Monday, December 22, 2008
Billue v. Praxair, ___F.3d___(2d Cir. Nov. 20, 2008) reminds us that in employment discrimination if you are going to make a claim of disparate treatment the comparators you use should be similar. As the 2d Circuit explained:
We agree with the District Court that plaintiff has not adequately
established disparate treatment because his proposed “similarly situated” employee was materially distinct from plaintiff. See Graham v.
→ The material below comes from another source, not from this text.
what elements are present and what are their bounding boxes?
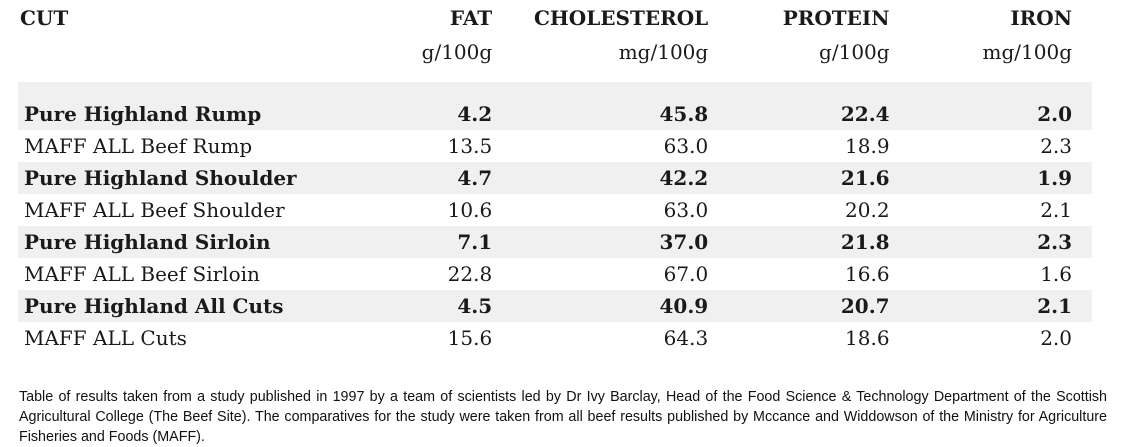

Long Island R.R., 230 F.3d 34, 39 (2d Cir. 2000) (holding that, to establish an “inference of discrimination” in a prima facie case of discrimination, “[a] plaintiff may . . . show[ ] that the employer subjected him to disparate treatment, that is, treated him less favorably than a similarly situated employee outside his protected group,” and that a comparable employee must be “similarly situated in all material respects” (internal quotation marks omitted)). This
employee, who is white, left his delivery truck unattended for five minutes, with the rear trailer doors locked, within 100 yards of the defendant’s property, and under the surveillance of defendant’s security cameras. By contrast, plaintiff, who is African-American, urinated in a public
parking lot along a highway, temporarily abandoned his truck for roughly 20 minutes while he shopped in a sporting goods store, and did not secure the truck pursuant to defendant’s protocols. Accordingly, we conclude that defendant’s conduct was materially different from the conduct of his
proposed “similarly situated” employee.